Patti Lynn, Managing Director, Corporate Accountability International: “It is clear that we cannot create the hard-hitting international policy that we so desperately need to combat climate change with the dirty-energy industry at the table. In one month, a global mobilization will descend upon New York City to demand concrete action by our leaders and an end to the corporate co-optation of meetings like the Ban Ki-moon Summit.”

Adam Hasz, Chair of SustainUS: “Young people are coming to the streets of New York in huge numbers to stand up and say we’ve had enough — we’re not going to sit back and wait for politicians to save our future. Instead, we’re on the frontlines fighting extractive industries and proposing just policies to confront climate change and its impacts on the most vulnerable. The People’s Climate March will show that a better future is not only possible, but underway.”
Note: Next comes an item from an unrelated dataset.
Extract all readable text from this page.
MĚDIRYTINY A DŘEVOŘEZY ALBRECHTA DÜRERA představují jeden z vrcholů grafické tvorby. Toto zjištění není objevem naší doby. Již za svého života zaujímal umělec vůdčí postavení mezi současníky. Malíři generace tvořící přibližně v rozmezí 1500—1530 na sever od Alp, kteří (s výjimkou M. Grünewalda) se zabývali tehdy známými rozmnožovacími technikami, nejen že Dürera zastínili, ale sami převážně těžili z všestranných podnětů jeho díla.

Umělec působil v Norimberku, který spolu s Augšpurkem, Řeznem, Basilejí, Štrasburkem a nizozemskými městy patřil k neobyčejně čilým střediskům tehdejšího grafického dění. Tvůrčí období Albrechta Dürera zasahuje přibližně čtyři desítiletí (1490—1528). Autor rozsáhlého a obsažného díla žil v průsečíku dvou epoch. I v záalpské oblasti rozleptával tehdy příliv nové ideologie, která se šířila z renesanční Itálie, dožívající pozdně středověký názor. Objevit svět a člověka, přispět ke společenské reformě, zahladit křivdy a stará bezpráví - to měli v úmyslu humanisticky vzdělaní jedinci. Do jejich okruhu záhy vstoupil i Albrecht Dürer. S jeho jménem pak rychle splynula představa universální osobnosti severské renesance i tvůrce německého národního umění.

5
Patrick Carolan, Executive Director of the Franciscan Action Network said, “It is our moral obligation to care for God’s creation. Franciscans believe this and follow it as part of the Tradition of St. Francis, however, every faith tradition has a statement such as this within its doctrine. We need to remind our politicians of their faith and demand action based on it, rather than on the demands of other political groups.”

Nicole Dallara Outreach Coordinator for the NJ Sierra Club: “This is the People’s march. People from around the country are going to be coming together to march as ONE calling on our world leaders to tackle the most important issue of our time – climate change. It is important that everyone and anyone attends this march, which is why our one month recruitment is so important. All voices and issues need to be present so they will be heard by those attending the UN Climate Summit, ”

Collin Rees, 350 DC Steering Committee member: “The People’s Climate March is a moment to come together in new alliances and build a just transition to a better world. It’s an opportunity to call on world leaders to take the bold steps needed to avoid climate catastrophe. The March is a chance to build a movement of movements, and take these connections back to strengthen the deep, local organizing that’s happening in the District of Columbia and around the country each and every day.”

Ken Levenson, President, NY Passive House: “We are excited to recruit participants for the People’s Climate March in our low-energy/high-performance building industry community.  It’s producing a galvanizing action, and empowering our voices far beyond the scale of our day-to-day efforts.”

Helena Norberg-Hodge, Founder and Director, Local Futures: “It’s time we recognize that the driving force behind climate chaos is the globalizing economy, not our innate failings as human beings. The People’s Climate March represents an opportunity to look beyond individual consumer choices and come together to push for real policy change.”